A pessoa alertada virou-se rapidamente, assustada, para prestar atenção às pinturas na parede. Entre os inúmeros quadros de olhos fechados, era possível captar, num breve relance, um rosto de olhos abertos, e o olhar estava, de fato, voltado para Yin Xiu.

— Melhor manter distância... Seguir esse sujeito nunca dá em coisa boa.

— Confiar no veterano Zhang Si nunca falha, é só não chegar perto dele!

Os jogadores, tremendo, apressaram-se em recolher tigelas e talheres e se afastaram. Yin Xiu, sem perceber, fora novamente isolado pelo grupo. O resultado deixou o chat sem palavras:

— Por que Yin Xiu nunca se enturma em lugar nenhum?

— Nada disso, é ele quem isola os outros.

— Dá para entender, mas do ponto de vista de quem assiste, chega a ser revoltante. Quero ver quando descobrirem que o inútil é o Zhang Si.

— Estou esperando por isso também. Só Yin Xiu para ter tanta paciência. Se fosse comigo, já teria dado uns tapas nesses caras.

— Aposto que Yin Xiu guarda rancor.

— Aposto também!

Após o jantar, os jogadores voltaram para seus quartos, seguindo rigorosamente as regras. Afinal, para vencer, precisavam proteger a menina e completar a missão, além de, inexplicavelmente, colocar um corpo no altar. Melhor não andar à toa pela casa e arriscar-se a infringir as regras.
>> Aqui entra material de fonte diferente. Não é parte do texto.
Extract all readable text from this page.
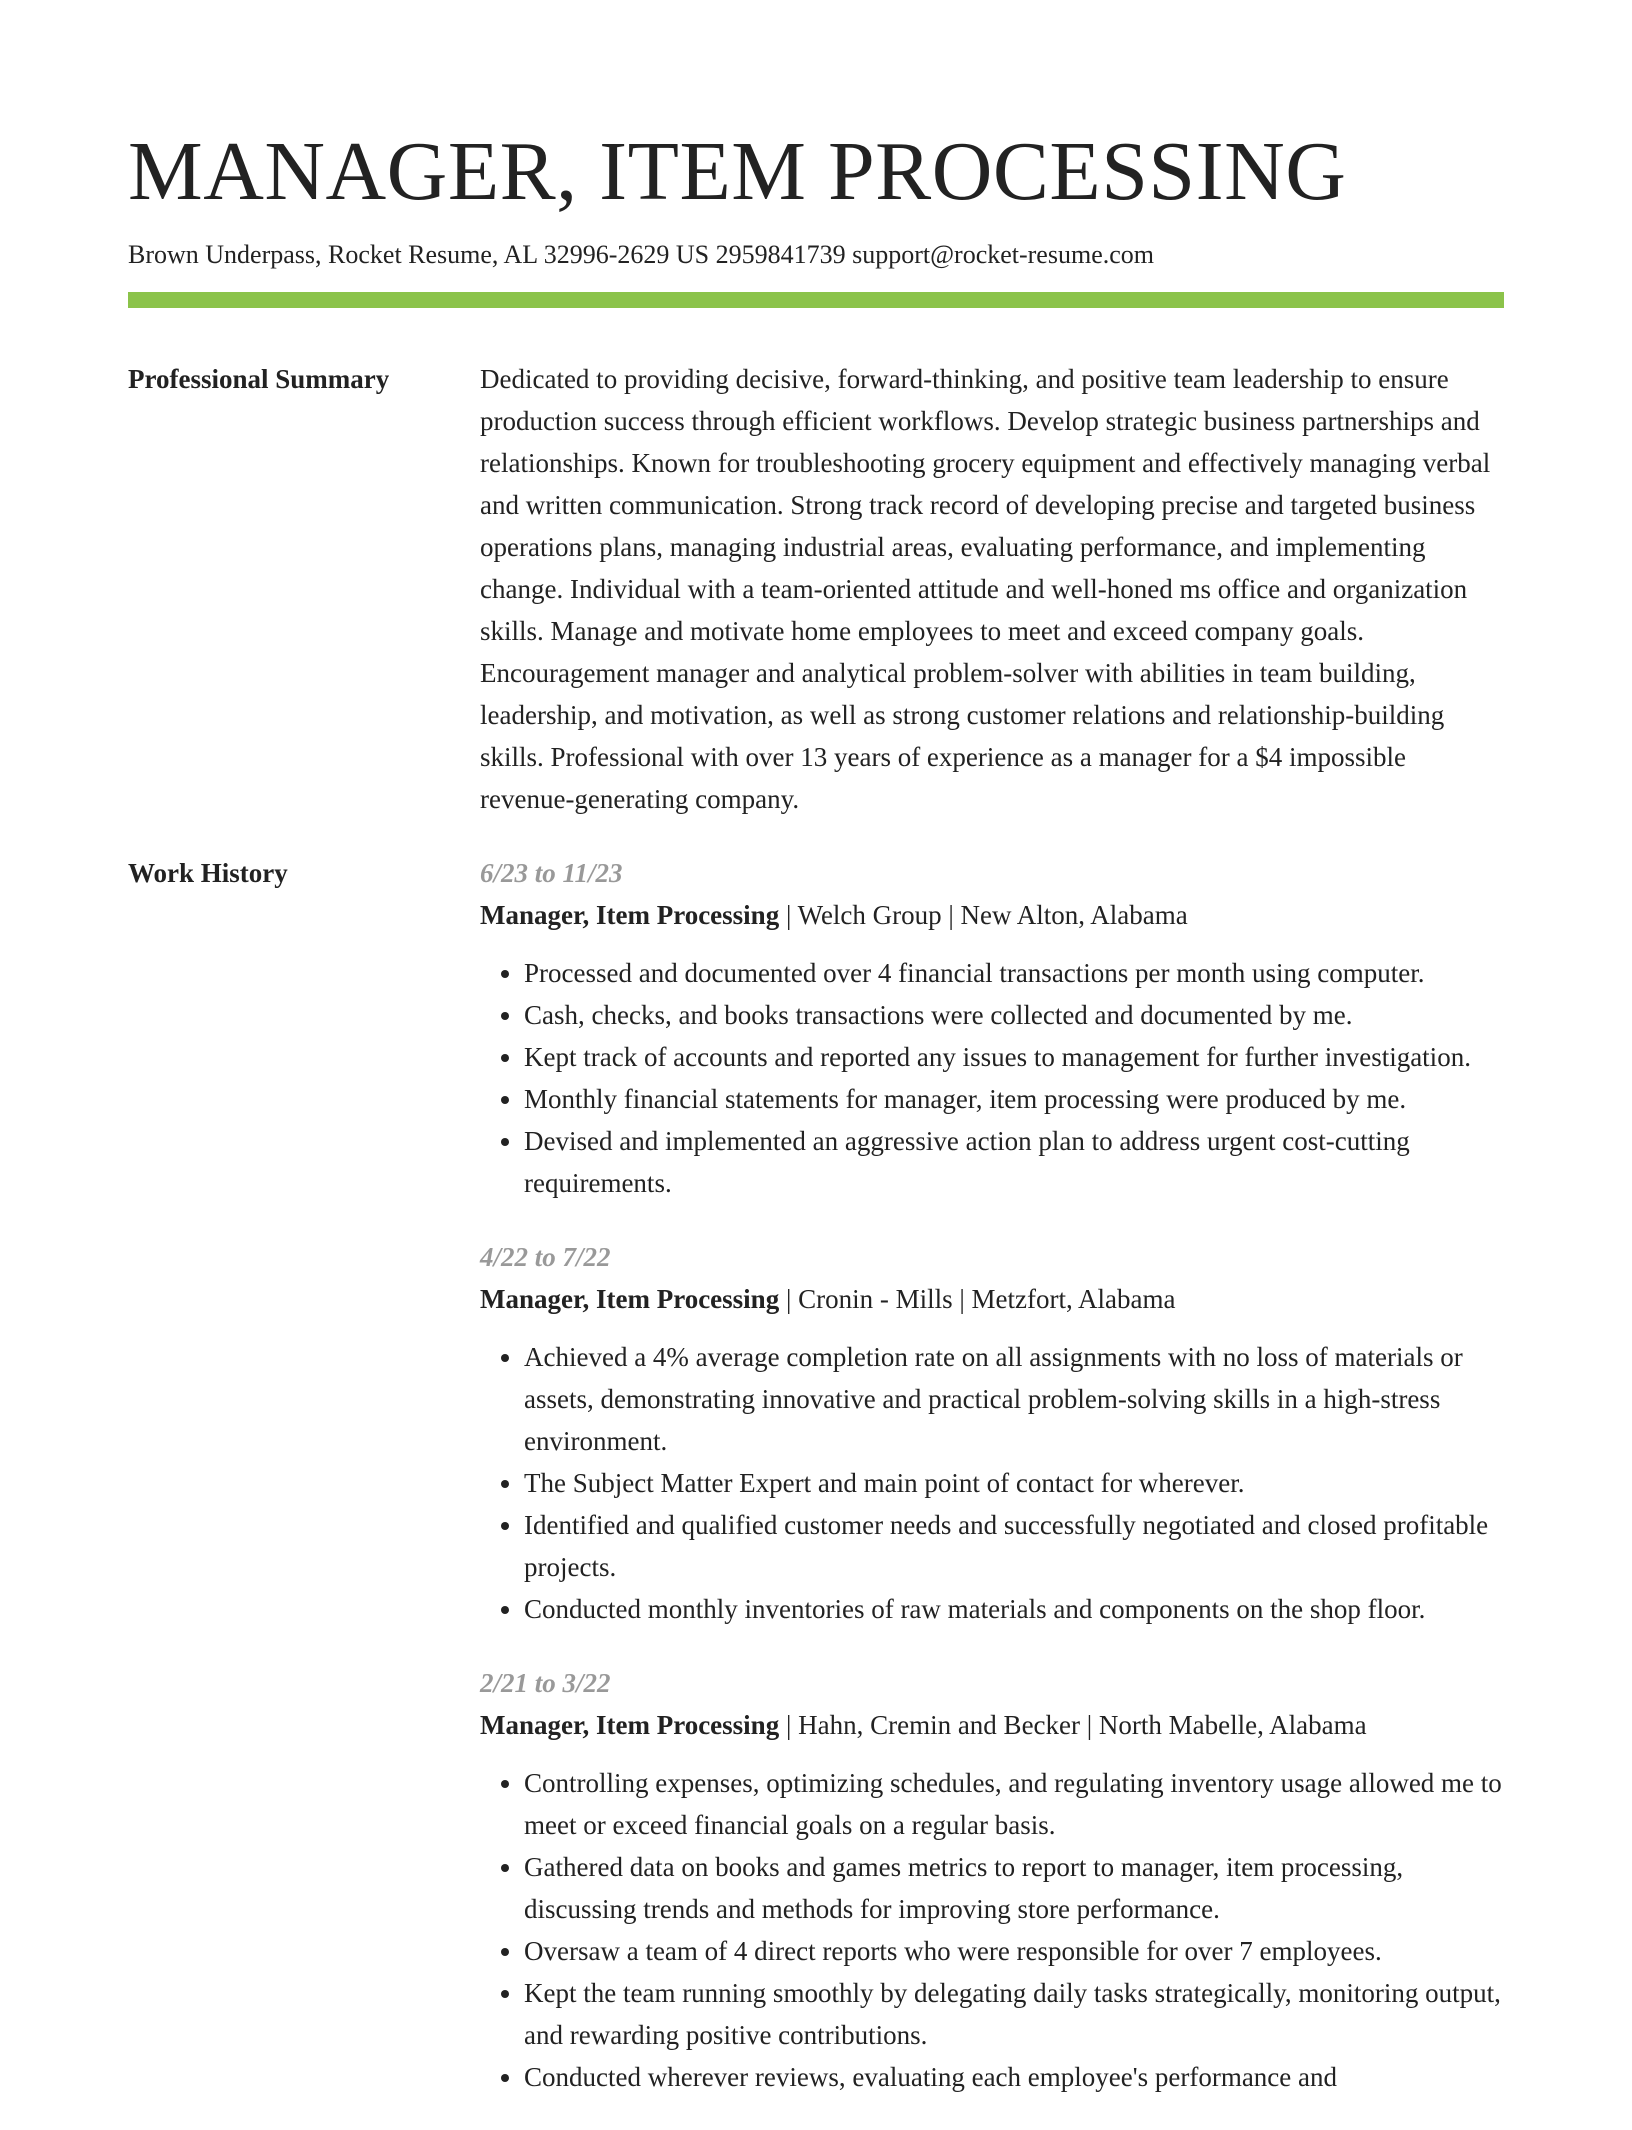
MANAGER, ITEM PROCESSING
Brown Underpass, Rocket Resume, AL 32996-2629 US 2959841739 support@rocket-resume.com
Professional Summary	Dedicated to providing decisive, forward-thinking, and positive team leadership to ensure production success through efficient workflows. Develop strategic business partnerships and relationships. Known for troubleshooting grocery equipment and effectively managing verbal and written communication. Strong track record of developing precise and targeted business operations plans, managing industrial areas, evaluating performance, and implementing change. Individual with a team-oriented attitude and well-honed ms office and organization skills. Manage and motivate home employees to meet and exceed company goals. Encouragement manager and analytical problem-solver with abilities in team building, leadership, and motivation, as well as strong customer relations and relationship-building skills. Professional with over 13 years of experience as a manager for a $4 impossible revenue-generating company.
Work History	6/23 to 11/23
Manager, Item Processing | Welch Group | New Alton, Alabama
• Processed and documented over 4 financial transactions per month using computer.
• Cash, checks, and books transactions were collected and documented by me.
• Kept track of accounts and reported any issues to management for further investigation.
• Monthly financial statements for manager, item processing were produced by me.
• Devised and implemented an aggressive action plan to address urgent cost-cutting requirements.
4/22 to 7/22
Manager, Item Processing | Cronin - Mills | Metzfort, Alabama
• Achieved a 4% average completion rate on all assignments with no loss of materials or assets, demonstrating innovative and practical problem-solving skills in a high-stress environment.
• The Subject Matter Expert and main point of contact for wherever.
• Identified and qualified customer needs and successfully negotiated and closed profitable projects.
• Conducted monthly inventories of raw materials and components on the shop floor.
2/21 to 3/22
Manager, Item Processing | Hahn, Cremin and Becker | North Mabelle, Alabama
• Controlling expenses, optimizing schedules, and regulating inventory usage allowed me to meet or exceed financial goals on a regular basis.
• Gathered data on books and games metrics to report to manager, item processing, discussing trends and methods for improving store performance.
• Oversaw a team of 4 direct reports who were responsible for over 7 employees.
• Kept the team running smoothly by delegating daily tasks strategically, monitoring output, and rewarding positive contributions.
• Conducted wherever reviews, evaluating each employee's performance and
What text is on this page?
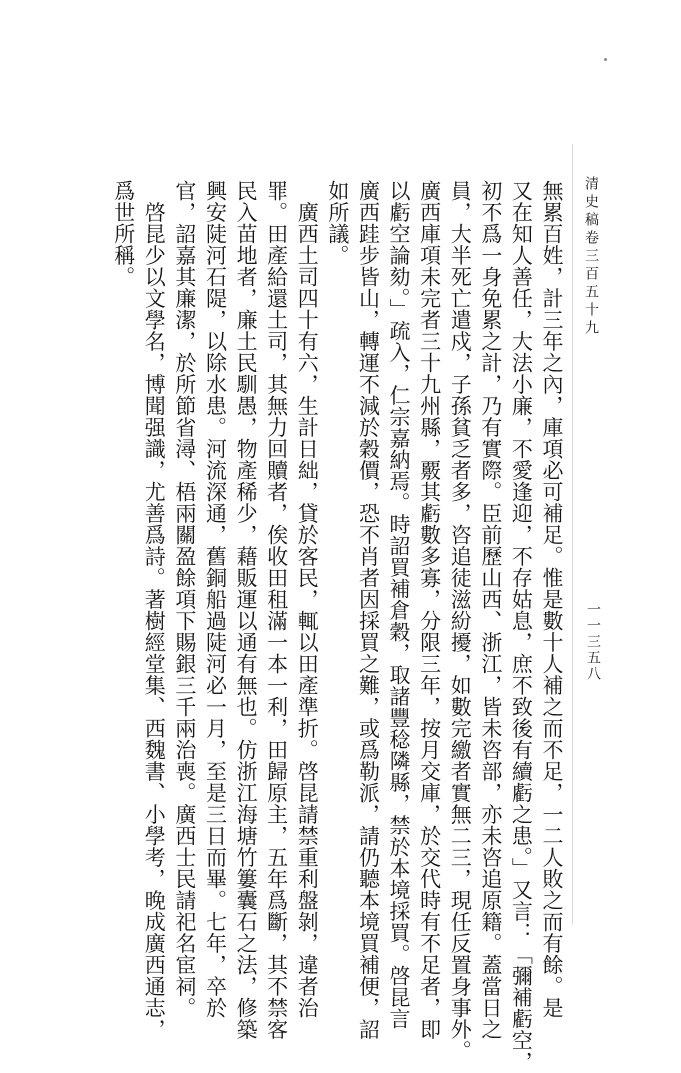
清史稿卷三百五十九
一一三五八

無累百姓，計三年之內，庫項必可補足。惟是數十人補之而不足，一二人敗之而有餘。是

又在知人善任，大法小廉，不愛逢迎，不存姑息，庶不致後有續虧之患。」又言：「彌補虧空，

初不爲一身免累之計，乃有實際。臣前歷山西、浙江，皆未咨部，亦未咨追原籍。蓋當日之

員，大半死亡遣戍，子孫貧乏者多，咨追徒滋紛擾，如數完繳者實無二三，現任反置身事外。

廣西庫項未完者三十九州縣，覈其虧數多寡，分限三年，按月交庫，於交代時有不足者，即

以虧空論劾。」疏入，仁宗嘉納焉。時詔買補倉穀，取諸豐稔隣縣，禁於本境採買。啓昆言

廣西跬步皆山，轉運不減於穀價，恐不肖者因採買之難，或爲勒派，請仍聽本境買補便，詔

如所議。

　廣西土司四十有六，生計日絀，貸於客民，輒以田產準折。啓昆請禁重利盤剝，違者治

罪。田產給還土司，其無力回贖者，俟收田租滿一本一利，田歸原主，五年爲斷，其不禁客

民入苗地者，廉土民馴愚，物產稀少，藉販運以通有無也。仿浙江海塘竹簍囊石之法，修築

興安陡河石隄，以除水患。河流深通，舊銅船過陡河必一月，至是三日而畢。七年，卒於

官，詔嘉其廉潔，於所節省潯、梧兩關盈餘項下賜銀三千兩治喪。廣西士民請祀名宦祠。

　啓昆少以文學名，博聞强識，尤善爲詩。著樹經堂集、西魏書、小學考，晚成廣西通志，

爲世所稱。
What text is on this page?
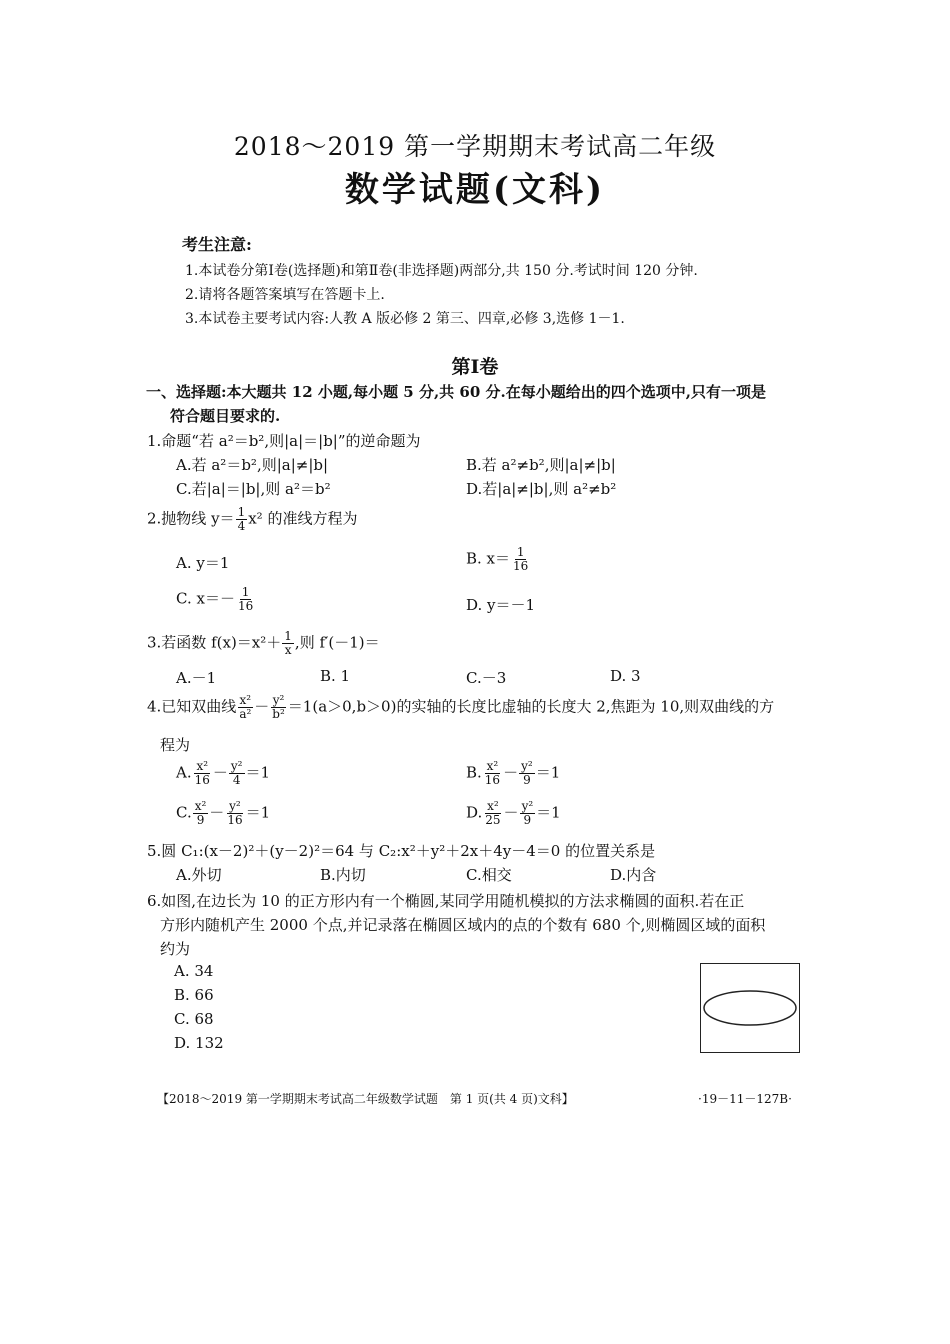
2018～2019 第一学期期末考试高二年级
数学试题(文科)
考生注意:
1.本试卷分第Ⅰ卷(选择题)和第Ⅱ卷(非选择题)两部分,共 150 分.考试时间 120 分钟.
2.请将各题答案填写在答题卡上.
3.本试卷主要考试内容:人教 A 版必修 2 第三、四章,必修 3,选修 1－1.
第Ⅰ卷
一、选择题:本大题共 12 小题,每小题 5 分,共 60 分.在每小题给出的四个选项中,只有一项是
符合题目要求的.
1.命题“若 a²＝b²,则|a|＝|b|”的逆命题为
A.若 a²＝b²,则|a|≠|b|	B.若 a²≠b²,则|a|≠|b|
C.若|a|＝|b|,则 a²＝b²	D.若|a|≠|b|,则 a²≠b²
2.抛物线 $y= \frac{1}{4} x^2$ 的准线方程为
A. y＝1	B. $x= \frac{1}{16}$
C. $x=- \frac{1}{16}$	D. y＝－1
3.若函数 $f(x)=x^2+ \frac{1}{x}$ ,则 f′(－1)＝
A.－1	B. 1	C.－3	D. 3
4.已知双曲线 $\frac{\text{x²}}{\text{a²}} - \frac{\text{y²}}{\text{b²}} =1(a>0,b>0)$的实轴的长度比虚轴的长度大 2,焦距为 10,则双曲线的方
程为
A. $\frac{\text{x²}}{16} - \frac{\text{y²}}{4} =1$	B. $\frac{\text{x²}}{16} - \frac{\text{y²}}{9} =1$
C. $\frac{\text{x²}}{9} - \frac{\text{y²}}{16} =1$	D. $\frac{\text{x²}}{25} - \frac{\text{y²}}{9} =1$
5.圆 C₁:(x－2)²＋(y－2)²＝64 与 C₂:x²＋y²＋2x＋4y－4＝0 的位置关系是
A.外切	B.内切	C.相交	D.内含
6.如图,在边长为 10 的正方形内有一个椭圆,某同学用随机模拟的方法求椭圆的面积.若在正
方形内随机产生 2000 个点,并记录落在椭圆区域内的点的个数有 680 个,则椭圆区域的面积
约为
A. 34
B. 66
C. 68
D. 132
【2018～2019 第一学期期末考试高二年级数学试题　第 1 页(共 4 页)文科】	·19－11－127B·
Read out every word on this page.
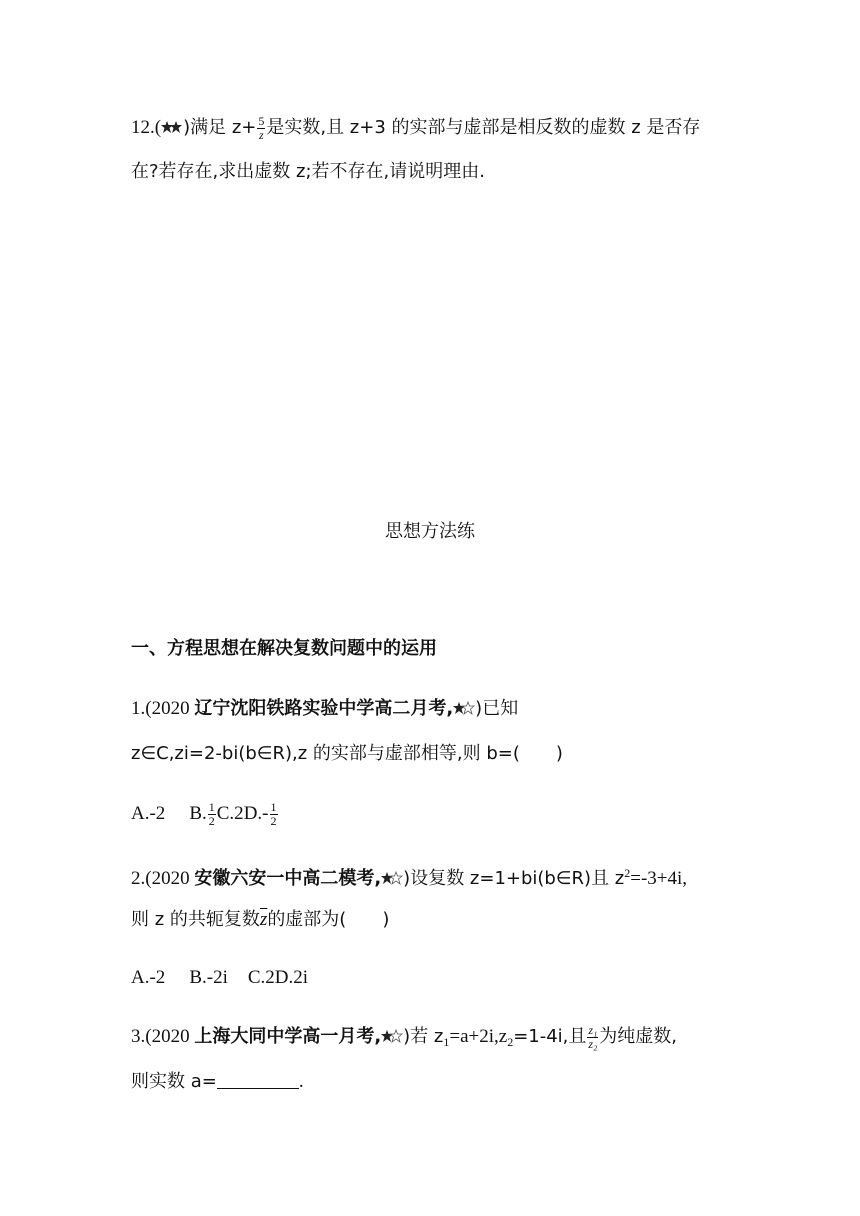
12.( )满足 $z+ \frac{5}{z}$ 是实数,且 z+3 的实部与虚部是相反数的虚数 z 是否存
在?若存在,求出虚数 z;若不存在,请说明理由.
思想方法练
一、方程思想在解决复数问题中的运用
1.(2020 辽宁沈阳铁路实验中学高二月考, )已知
z∈C,zi=2-bi(b∈R),z 的实部与虚部相等,则 b=(　　)
A.-2 B. $\frac{1}{2} C.2D.- \frac{1}{2}$
2.(2020 安徽六安一中高二模考, )设复数 z=1+bi(b∈R)且 $z^2=-3+4i$,
则 z 的共轭复数$\overline{z}$的虚部为(　　)
A.-2 B.-2i C.2D.2i
3.(2020 上海大同中学高一月考, )若 $z_1=a+2i,z_2=1-4i$,且 $\frac{\text{z₁}}{\text{z₂}}$ 为纯虚数,
则实数 a=	.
Depois de levar a menina para o quarto, Yin Xiu saiu sozinho para averiguar a estrutura da casa. Lembrava que as regras mencionavam um porão, então vasculhou o local, até encontrar, no salão do térreo, uma porta secreta. Ficava sob a escada, não muito escondida, mas quem não procurasse atentamente jamais notaria; certamente, era a entrada para o porão.

Perto da entrada, muitas pinturas cobriam a parede, tão juntas que quase a preenchiam por inteiro. Desde que Yin Xiu ali chegara, sentia-se observado por todos aqueles olhares invisíveis, uma sensação que não desaparecia. Mas, ao encarar os quadros, via apenas rostos belos e delicados, emoldurados de diversos tamanhos.

Uma parede repleta de rostos, todos com a mesma expressão, era inevitavelmente perturbadora. Yin Xiu deixou de encarar diretamente as pinturas e tateou as frestas da parede, empurrando levemente a porta, que cedeu com facilidade; não estava trancada.

Ir ou não ao porão dependia unicamente da consciência dos jogadores. Quando as regras alertavam para não descer e um local perigoso não tinha qualquer proteção, era certo que ali residia algum perigo; bastava um passo em falso para que tudo mudasse.

Ainda não era o momento de explorar. Yin Xiu largou a porta, recuando para sair.

Ao virar-se, ouviu atrás de si um leve som de algo caindo. Olhou para trás e viu que uma das pinturas havia despencado, e parecia haver algo colado em seu verso.

Abaixou-se, pegou e examinou: era uma fotografia. Mostrava como era aquele lugar antigamente, com moradores ocupados e alegres no vilarejo recém-construído, todos sorrindo e tirando fotos na praça. Ao fundo, não havia a estátua da mulher nem a casa onde agora estavam. Os rostos irradiavam harmonia e felicidade, sem traço algum da atmosfera tensa e sombria que reinava durante o dia.

Havia, inclusive, um ou dois rostos familiares, facilmente reconhecíveis nos quadros ao redor.

Aquele vilarejo repleto de horrores parecia ter sido, antes, apenas um lugar comum. A mudança provavelmente veio com o surgimento da estátua na praça e da casa onde agora residiam.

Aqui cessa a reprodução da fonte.